Neben dem Großkönig stand die Großkönigin, die Tawananna, die sehr selbständig war und im eigenen Namen Staatsverträge abschließen konnte. Sie war oberste Priesterin und verlor diese Position auch beim Tod ihres Gemahls nicht.
Neben dem König stand der hethitische Senat (Panku), der an Gesetzen und Verträgen mitwirkte und sogar das Recht hatte, über den König zu richten. Dies war in der Verfassung des Telipinu (um 1460 v.
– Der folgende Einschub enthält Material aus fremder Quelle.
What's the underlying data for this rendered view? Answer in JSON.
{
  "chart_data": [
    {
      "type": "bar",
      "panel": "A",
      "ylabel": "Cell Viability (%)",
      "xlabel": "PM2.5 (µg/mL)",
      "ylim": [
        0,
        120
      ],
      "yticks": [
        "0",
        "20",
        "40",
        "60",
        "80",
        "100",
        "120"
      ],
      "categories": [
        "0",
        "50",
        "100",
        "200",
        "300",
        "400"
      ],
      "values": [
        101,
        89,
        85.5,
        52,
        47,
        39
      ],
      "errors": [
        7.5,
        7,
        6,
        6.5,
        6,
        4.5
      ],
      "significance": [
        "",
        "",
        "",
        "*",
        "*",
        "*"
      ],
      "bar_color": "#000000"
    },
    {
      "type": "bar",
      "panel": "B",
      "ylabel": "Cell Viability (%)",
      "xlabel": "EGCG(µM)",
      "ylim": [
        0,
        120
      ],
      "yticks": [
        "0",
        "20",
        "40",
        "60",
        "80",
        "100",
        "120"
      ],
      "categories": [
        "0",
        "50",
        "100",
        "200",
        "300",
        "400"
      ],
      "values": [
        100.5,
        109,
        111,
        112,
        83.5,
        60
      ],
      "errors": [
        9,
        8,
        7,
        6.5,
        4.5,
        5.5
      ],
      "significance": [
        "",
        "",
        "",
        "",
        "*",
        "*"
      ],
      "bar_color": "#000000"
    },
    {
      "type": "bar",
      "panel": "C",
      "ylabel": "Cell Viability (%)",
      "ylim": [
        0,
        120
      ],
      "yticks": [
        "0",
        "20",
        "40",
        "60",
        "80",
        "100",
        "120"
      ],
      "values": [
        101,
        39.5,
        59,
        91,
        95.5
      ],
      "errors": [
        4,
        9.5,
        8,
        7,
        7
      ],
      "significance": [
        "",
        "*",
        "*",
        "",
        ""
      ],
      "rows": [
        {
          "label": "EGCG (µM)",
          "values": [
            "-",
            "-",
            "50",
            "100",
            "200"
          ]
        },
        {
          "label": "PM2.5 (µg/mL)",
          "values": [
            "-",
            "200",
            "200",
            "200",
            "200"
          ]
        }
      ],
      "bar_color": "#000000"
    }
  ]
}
Chr.) festgelegt. Verfassung ist hier eine nicht so weit hergeholte Analogie – das Dokument sieht einer modernen Verfassung relativ ähnlich. Im Kern ist es eine Nachfolgeregelung für den Thron des Großkönigs, worin genau festgelegt wird, in welcher Reihenfolge die Prinzen thronfolgeberechtigt sind. Zum Wächter dieser Bestimmungen wird der Panku eingesetzt, der somit die oberste Legalitätsinstanz bildet. Der Zweck dieser „Verfassung“, den ständigen Thronwirren ein Ende zu setzen, wurde allerdings verfehlt: auch in der späteren hethitischen Geschichte sind Thronstreitigkeiten und Usurpationen sehr häufig. Insgesamt zeigt sich hier aber eine Stellung des Königs als Primus inter pares, wie sie im Alten Orient eher selten ist.